Jon Bennett1, Lynn Bohs2, John Clark3, Sandra Knapp1, Michael Nee4, David Spooner5 & Lisa Walley1
1 Department of Botany, The Natural History Museum, Cromwell Road, London, SW7 5BD, United Kingdom
2 Department of Biology, University of Utah, 257 South 1400 East, Salt Lake City, UT 84112, USA
3 Botany Department, National Museum of Natural History, Smithsonian Institution, P.O.Box 37012, Washington, DC 20013, USA
4 The New York Botanical Garden, 200th Street and Kazimiroff Blvd., Bronx, NY 10458, USA
5 Department of Horticulture, University of Wisconsin, 1575 Linden Drive, Madison, WI 53706, USA
Large plant genera typically lack up to date, critical monographic treatments due to the practical difficulties of studying them in their entirety. The most recent comprehensive worldwide monograph of Solanum (Solanaceae) was completed over 150 years ago, and accounts for only a small proportion of the estimated 1500 species currently recognised. The PBI Solanum project is one of four major monographic projects funded by the US National Science Foundation and the All Species Foundation and aims to provide a complete species-level taxonomic monograph of the genus.
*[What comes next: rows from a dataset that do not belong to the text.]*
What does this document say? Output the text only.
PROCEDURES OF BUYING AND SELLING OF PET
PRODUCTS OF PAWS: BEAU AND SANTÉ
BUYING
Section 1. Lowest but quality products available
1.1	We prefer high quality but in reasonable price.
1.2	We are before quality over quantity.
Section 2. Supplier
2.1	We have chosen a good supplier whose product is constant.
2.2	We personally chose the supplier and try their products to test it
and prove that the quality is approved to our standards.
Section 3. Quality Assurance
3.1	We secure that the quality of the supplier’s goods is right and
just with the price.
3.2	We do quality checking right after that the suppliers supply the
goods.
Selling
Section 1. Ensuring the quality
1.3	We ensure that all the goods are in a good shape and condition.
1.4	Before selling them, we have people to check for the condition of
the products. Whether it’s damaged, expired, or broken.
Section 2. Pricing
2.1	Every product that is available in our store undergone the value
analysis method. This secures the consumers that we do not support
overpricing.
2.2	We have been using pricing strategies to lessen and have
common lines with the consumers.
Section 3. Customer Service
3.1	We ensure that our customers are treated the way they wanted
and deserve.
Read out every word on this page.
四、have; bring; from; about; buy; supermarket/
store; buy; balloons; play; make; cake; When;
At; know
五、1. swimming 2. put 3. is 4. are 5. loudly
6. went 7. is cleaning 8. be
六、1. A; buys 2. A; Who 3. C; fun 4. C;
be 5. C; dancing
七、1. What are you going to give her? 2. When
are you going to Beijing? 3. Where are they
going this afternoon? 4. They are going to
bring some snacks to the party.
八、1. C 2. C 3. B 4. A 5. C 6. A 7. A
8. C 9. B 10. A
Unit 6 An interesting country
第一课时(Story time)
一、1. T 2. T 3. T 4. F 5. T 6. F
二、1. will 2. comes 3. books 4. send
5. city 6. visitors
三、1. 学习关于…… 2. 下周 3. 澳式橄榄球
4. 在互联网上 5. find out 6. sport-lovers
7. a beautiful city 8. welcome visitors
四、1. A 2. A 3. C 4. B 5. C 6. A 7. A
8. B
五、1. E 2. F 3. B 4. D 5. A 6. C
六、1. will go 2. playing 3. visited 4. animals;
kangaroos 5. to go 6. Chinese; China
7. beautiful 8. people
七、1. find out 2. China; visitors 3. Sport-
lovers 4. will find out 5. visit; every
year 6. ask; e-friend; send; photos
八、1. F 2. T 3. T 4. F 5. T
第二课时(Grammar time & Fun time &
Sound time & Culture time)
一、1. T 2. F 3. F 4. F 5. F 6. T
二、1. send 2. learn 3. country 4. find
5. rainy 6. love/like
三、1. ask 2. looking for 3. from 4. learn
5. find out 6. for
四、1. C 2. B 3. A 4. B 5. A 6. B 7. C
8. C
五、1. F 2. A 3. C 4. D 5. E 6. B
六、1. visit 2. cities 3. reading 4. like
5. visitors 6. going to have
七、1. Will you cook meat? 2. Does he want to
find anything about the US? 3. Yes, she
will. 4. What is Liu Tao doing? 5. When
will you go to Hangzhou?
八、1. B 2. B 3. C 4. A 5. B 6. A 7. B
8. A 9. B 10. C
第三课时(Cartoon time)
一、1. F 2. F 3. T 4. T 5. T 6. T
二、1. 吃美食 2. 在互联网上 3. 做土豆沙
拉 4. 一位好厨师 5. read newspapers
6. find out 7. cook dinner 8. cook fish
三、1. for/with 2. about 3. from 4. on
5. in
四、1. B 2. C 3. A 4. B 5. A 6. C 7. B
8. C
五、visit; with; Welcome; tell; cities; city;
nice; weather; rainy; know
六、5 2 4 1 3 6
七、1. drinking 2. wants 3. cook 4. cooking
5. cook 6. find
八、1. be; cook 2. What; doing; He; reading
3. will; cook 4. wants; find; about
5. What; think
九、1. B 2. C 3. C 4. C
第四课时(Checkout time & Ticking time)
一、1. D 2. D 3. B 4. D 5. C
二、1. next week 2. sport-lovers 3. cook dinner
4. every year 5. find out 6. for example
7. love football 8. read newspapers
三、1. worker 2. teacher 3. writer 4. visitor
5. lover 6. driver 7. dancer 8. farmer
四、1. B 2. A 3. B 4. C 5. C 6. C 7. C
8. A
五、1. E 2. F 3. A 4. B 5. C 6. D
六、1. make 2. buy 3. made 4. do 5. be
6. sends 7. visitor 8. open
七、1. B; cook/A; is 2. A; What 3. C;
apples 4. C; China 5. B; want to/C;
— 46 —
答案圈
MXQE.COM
It is a collaboration between the University of Utah, the Natural History Museum, London, the New York Botanical Garden and the University of Wisconsin-Madison, as well as a number of Solanaceae specialists worldwide. Advances in the dissemination of information via the internet are being harnessed to provide a web-accessible database of species names, plant descriptions and literature, interactive identification keys, digital images and a database of herbarium collections, as well as providing links to Solanaceae resources in the fields of molecular biology and genomics.